La narrazione nei musei, una risorsa per la cittadinanza culturale.
Introduce Annamaria Bava, direttrice della Galleria Sabauda
Interviene Silvia Mascheroni, co-curatrice del libro
Con la partecipazione di Laura Curino, autrice della prefazione
Sono presenti Simona Bodo e Maria Grazia Panigada, co-curatrici
L’essere presi per mano e condotti attraverso le sale da racconti che sono parte della vita di uomini e donne […] è una via importante per scoprire che il primo bagaglio essenziale per un viaggio dentro al museo non sono tanto le conoscenze disciplinari, ma occhi, mente e cuore aperti.

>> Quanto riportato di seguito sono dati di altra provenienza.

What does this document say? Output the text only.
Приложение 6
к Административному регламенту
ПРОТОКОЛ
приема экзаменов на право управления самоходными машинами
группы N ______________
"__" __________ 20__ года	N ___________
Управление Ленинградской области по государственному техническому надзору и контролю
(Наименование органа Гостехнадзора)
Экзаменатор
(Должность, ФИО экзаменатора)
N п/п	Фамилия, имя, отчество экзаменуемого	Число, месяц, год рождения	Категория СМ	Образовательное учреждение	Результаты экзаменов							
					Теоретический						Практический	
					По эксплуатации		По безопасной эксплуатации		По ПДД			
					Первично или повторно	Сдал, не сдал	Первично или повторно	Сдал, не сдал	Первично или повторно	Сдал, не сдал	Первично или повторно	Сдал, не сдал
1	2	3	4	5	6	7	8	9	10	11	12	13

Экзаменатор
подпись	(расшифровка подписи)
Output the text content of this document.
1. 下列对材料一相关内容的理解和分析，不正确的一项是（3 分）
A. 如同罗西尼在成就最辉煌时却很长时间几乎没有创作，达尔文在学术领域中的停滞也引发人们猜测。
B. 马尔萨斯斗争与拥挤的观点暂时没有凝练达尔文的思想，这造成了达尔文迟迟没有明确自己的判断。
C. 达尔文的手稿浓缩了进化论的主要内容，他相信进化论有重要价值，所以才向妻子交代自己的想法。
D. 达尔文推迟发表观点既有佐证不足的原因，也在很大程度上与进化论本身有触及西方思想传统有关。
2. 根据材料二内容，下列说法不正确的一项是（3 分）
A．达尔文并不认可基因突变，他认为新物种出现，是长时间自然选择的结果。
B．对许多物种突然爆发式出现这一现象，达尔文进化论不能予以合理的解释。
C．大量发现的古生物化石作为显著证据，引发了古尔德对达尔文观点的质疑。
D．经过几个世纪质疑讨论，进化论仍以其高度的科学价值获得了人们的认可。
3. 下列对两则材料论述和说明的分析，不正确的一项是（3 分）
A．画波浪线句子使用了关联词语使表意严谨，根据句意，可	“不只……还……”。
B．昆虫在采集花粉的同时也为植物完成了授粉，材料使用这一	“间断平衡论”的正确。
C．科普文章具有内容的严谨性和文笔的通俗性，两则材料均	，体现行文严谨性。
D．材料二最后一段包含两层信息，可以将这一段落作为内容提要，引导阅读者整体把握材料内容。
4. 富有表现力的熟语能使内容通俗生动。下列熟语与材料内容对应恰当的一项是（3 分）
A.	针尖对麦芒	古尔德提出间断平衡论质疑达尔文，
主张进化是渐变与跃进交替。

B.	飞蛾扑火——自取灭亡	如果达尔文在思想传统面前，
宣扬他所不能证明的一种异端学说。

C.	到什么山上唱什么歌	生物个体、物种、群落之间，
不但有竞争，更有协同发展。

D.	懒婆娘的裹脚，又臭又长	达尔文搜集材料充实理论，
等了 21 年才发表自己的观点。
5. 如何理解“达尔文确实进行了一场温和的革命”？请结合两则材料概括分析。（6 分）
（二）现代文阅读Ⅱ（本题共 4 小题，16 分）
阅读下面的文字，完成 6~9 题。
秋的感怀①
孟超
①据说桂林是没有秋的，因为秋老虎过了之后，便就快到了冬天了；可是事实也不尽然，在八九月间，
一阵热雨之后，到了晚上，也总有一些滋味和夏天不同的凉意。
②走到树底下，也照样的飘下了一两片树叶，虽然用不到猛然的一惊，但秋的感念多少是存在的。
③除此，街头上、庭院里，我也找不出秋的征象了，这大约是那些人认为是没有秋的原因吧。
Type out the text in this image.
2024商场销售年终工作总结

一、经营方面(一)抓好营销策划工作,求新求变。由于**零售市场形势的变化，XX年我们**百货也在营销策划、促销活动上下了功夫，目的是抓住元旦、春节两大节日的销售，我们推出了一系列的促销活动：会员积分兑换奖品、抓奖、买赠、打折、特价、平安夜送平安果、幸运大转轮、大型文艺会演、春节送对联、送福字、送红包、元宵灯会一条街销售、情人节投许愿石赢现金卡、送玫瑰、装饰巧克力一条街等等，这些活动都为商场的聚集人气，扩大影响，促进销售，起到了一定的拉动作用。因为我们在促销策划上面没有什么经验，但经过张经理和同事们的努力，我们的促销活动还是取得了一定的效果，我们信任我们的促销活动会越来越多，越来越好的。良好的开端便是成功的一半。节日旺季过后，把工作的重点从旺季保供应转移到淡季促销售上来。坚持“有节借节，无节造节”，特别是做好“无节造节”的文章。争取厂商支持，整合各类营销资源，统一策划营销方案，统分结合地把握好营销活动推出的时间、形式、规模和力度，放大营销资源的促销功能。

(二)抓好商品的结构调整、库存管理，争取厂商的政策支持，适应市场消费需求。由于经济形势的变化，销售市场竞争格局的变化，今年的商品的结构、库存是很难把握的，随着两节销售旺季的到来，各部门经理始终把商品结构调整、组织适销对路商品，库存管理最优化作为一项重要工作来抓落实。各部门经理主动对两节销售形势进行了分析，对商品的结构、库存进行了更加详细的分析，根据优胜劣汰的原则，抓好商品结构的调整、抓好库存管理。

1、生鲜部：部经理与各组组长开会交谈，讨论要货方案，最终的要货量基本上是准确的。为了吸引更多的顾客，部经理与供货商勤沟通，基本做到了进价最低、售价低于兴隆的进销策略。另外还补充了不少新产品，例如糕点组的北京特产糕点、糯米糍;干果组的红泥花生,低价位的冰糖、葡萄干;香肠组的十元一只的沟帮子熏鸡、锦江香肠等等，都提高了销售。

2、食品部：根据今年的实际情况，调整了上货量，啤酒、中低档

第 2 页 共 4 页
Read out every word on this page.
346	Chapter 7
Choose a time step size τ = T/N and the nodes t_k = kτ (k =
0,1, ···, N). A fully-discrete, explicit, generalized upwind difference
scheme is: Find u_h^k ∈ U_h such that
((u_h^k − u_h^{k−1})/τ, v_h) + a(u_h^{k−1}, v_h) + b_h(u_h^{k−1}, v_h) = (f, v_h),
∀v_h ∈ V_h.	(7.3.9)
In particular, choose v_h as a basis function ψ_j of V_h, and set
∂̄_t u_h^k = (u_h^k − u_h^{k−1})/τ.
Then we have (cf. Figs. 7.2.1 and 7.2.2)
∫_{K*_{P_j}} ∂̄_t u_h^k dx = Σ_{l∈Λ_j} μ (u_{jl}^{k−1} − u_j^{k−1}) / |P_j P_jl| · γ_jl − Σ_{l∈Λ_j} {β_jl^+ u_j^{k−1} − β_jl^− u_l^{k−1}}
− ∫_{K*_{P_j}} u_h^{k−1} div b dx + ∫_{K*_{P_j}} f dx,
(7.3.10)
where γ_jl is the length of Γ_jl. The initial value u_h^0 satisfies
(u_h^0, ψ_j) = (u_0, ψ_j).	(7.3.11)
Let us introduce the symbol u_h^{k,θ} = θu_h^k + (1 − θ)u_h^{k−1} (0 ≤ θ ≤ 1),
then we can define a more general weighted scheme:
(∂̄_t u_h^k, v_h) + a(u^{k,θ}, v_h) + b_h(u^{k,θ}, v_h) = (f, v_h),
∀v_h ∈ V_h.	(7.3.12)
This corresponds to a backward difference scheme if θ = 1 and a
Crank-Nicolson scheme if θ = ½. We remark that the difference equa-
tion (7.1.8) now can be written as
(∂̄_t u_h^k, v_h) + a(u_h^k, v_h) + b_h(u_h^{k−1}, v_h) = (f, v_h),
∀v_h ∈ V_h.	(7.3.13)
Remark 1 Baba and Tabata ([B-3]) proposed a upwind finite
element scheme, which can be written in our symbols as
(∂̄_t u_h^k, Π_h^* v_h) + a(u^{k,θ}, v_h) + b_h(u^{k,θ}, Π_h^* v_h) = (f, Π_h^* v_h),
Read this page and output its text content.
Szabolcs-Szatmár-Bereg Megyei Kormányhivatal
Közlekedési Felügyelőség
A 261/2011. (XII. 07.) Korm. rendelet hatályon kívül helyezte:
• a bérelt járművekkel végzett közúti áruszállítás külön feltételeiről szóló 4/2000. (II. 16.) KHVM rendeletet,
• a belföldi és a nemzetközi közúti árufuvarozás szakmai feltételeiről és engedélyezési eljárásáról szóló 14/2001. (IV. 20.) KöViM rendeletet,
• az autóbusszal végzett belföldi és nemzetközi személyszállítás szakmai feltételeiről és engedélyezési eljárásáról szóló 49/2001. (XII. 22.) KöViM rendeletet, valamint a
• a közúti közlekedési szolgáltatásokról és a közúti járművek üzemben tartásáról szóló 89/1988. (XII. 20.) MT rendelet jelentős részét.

La narrazione in chiave autobiografica è uno strumento di audience development di recente introduzione nei musei, che si sta rivelando particolarmente duttile e congeniale alla mediazione del patrimonio culturale. E’ inoltre una vera e propria risorsa per la cittadinanza attiva, l’alfabetizzazione critica nell’età adulta e la creazione di “nuove appartenenze”. Il racconto costituisce il mezzo per fruire del museo: la narrazione in chiave autobiografica infatti consiste nel racconto di storie legate al percorso museale, a opera di veri e propri narratori (soprattutto educatori e mediatori culturali). Le storie si intrecciano in ogni opera, creando nuove risonanze con i vissuti e i patrimoni delle persone stesse.La duttilità dello strumento inoltre permette di tarare la narrazione su pubblici specifici, con percorsi rivolti ai nuovi cittadini o alla rilettura del patrimonio in chiave interculturale (come nelle fortunate esperienze “Il mio Iran” al MAXXI di Roma e “Brera; un’altra storia” della Pinacoteca di Brera) o pensati per anziani, studenti, persone con disabilità sensoriali e così via.Il volume “Un patrimonio di storie” (Mimesis Edizioni, 2016) presenta alcune esperienze esemplari, con un repertorio di narrazioni già utilizzate a cui sono affiancate le immagini dell’opera o dell’oggetto corrispondente.